Here's the thing. It sounds like CBS was more concerned about her previous homophobic statements than her professed support of Donald Trump. She may complain that she's being politically persecuted by being denied acting jobs due to her politics but when you consider the fact that politically conservative actors like Bruce Willis, Arnold Schwarzenegger, and Tom Selleck were able to find work in Hollywood despite their political beliefs, the issue isn't the actor's personal political beliefs or which politician that actor supports in an upcoming election. The issue is openly showing hateful conduct towards someone else from a traditionally marginalized group without ever issuing any kind of a public apology for using homophobic or other types of prejudicial slurs. That's the kind of behavior that generally tends to alienate or completely turn off an actor's fans. It's possible that CBS didn't want to deal with Susan Olsen because had this revival with her participation become a reality, it would've been subjected to heated controversy including public protests and boycotts by the LGBTQ community.

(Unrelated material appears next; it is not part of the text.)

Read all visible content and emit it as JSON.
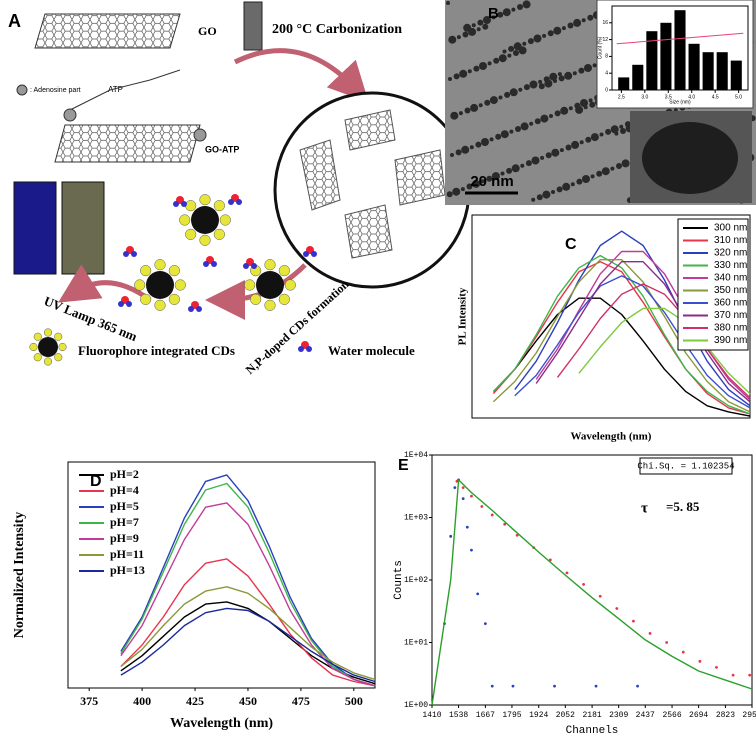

And then there's the completely apolitical issue of whether there is really a major demand for yet another Brady Bunch revival. Each previous revival ended up being short-lived. The last such revival was in 1990 and that one only lasted one month. Three of the actors who played the parents Mike and Carol Brady and Alice the housekeeper are now deceased. The oldest living cast member, Barry Williams (who played Greg Brady), is now 70. Olsen herself is the youngest at 63. Would The Brady Bunch fans really want to see a new show about the Brady kids as senior citizens dealing with their adult children and grandchildren when that same audience had rejected previous shows about the Brady kids as young adults dealing with being newlyweds and thirtysomething adults dealing with jobs and raising families of their own?
And who on earth wants to see Cindy Brady as a libertarian podcaster? Or Greg and Jan having heated political debates at Brady family gatherings as a Reagan Republican and a liberal? I remember the original series was completely apolitical and the plots tended to be light-hearted. I don't recall the plots ever getting any more serious than dealing with the neighborhood bully or auditioning for the local talent show competition. Hearing Cindy Brady spewing right-wing libertarian talking points would be a pretty jarring experience.
As far as I can tell, based on the previous Brady Bunch revivals that flopped, most Brady Bunch fans prefer to watch reruns of the original sitcom when the Brady kids were all children growing up under the watchful eyes of parents Mike and Carol Brady and Alice the housekeeper.
This is another reason why I prefer The Partridge Family. That show was only aired for four years and that was it, other than those original episodes being released into syndicated reruns. No reunions, no sequels, no revivals, no updates on what the Patridges are doing now. They only did one series and they were completely done when it ended. Besides it would be hard to do a Patridge Family reunion now since Dave Madden, David Cassidy, and Suzanne Crough are all deceased.